“Ben kötü biri değilim.” dedim. “Güçsüzüm sadece, sürekli konuşan zavallının tekiyim. Genellikle zırvalarım, vaatlerde bulunurum; ama hiçbirini yapmam. Politikacı kılıklı duygusal bir adamım, böyle biri olduğum için özür dilerim senden.”
“Biliyordum!” dedi sulu gözleriyle, yalnızca tek bir kelime çıktı ağzından. Ama o tek kelime bile, ona yaşattıklarımın aynısını yaşattı bana. Kalbimin derinlerinde bir yer sızladı.
Elinde bıçak vardı. Sivri ucundan tuttum, bana saplamasın diye iyice sıktım. Ellerim kanamadı, acısını bile hissetmedim. “Saplasa da bir şey olmaz.” diye düşünüp bıraktım. Zaten ağlamaktan saplayacak gücü de kalmamıştı.
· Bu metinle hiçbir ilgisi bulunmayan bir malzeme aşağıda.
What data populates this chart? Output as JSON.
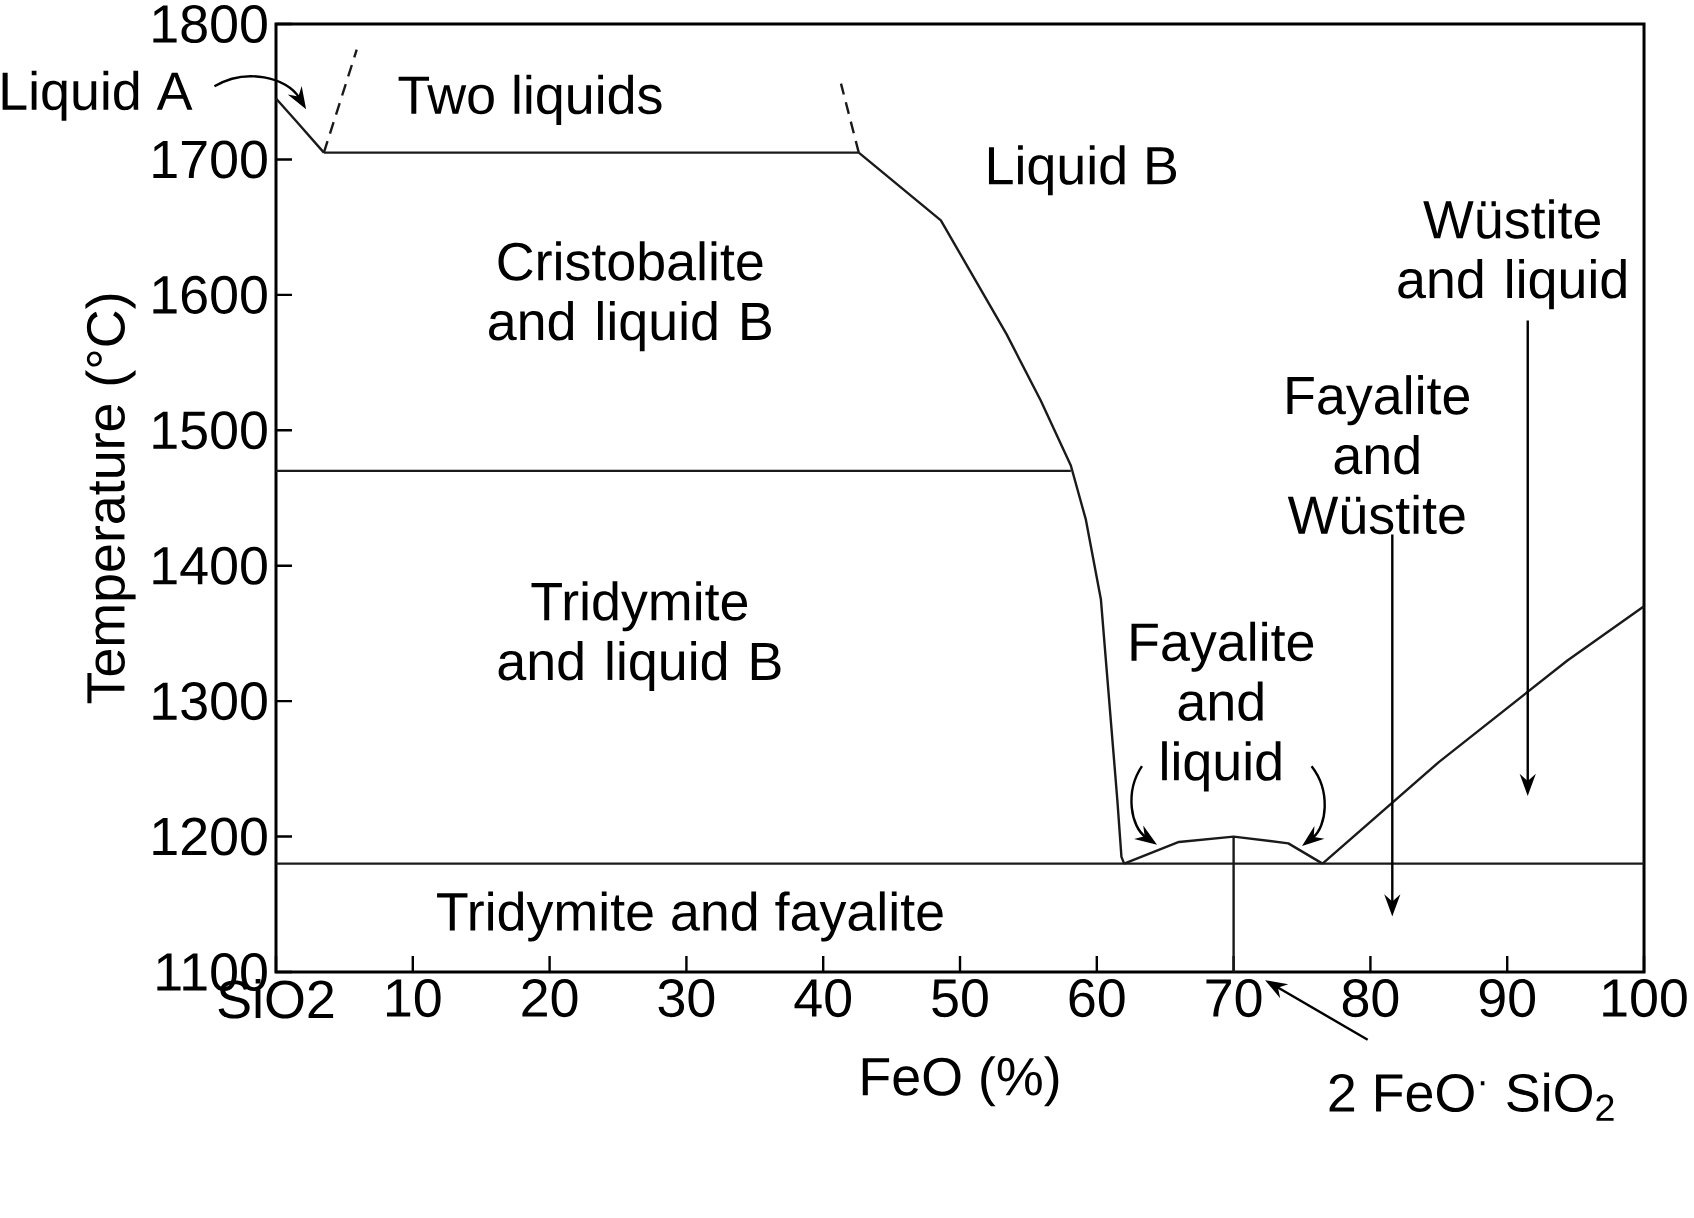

Arkamı döndüm, yürümeye başladım. Öylece bıraktım o güzel kızı. Arkama son kez döndüm, sadece ağlıyordu. Gözleri şişmişti, uzun saçları yüzüne dökülmüştü. Yoluma devam ettim. Birini ilk bırakışım değildi, hissizleşmiştim o yüzden. Bana ne kadar acı verirse versin yapıyordum bunu, yapmak zorundaydım. Çünkü çekilir bir insan değildim, eninde sonunda üzecektim. En iyisi, kimse birbirine çok bağlanmadan gitmekti.
Önümde bir kapı belirdi, istemeden olsa da girdim içeri. İçerisi kapkaranlıktı, tek bir şey vardı: acı. Somut hâle gelmiş acıydı bu, rengi kırmızıydı. Gittim dokundum; savaşlar, çaresiz ve aç çocuklar, ayrılıklar, yalnızlar, kaybolanlar, alkolikler, bağımlılar teker teker sırasıyla gözümde belirdi. Dayanamadım, dokunmayı bıraktım. Arkamı dönüp girdiğim kapıya yöneldim, ama kapı yerinde yoktu. Yine arkamı dönmeyi düşündüm; en azından acının bir ışığı vardı, ona bakarken korkmazdım.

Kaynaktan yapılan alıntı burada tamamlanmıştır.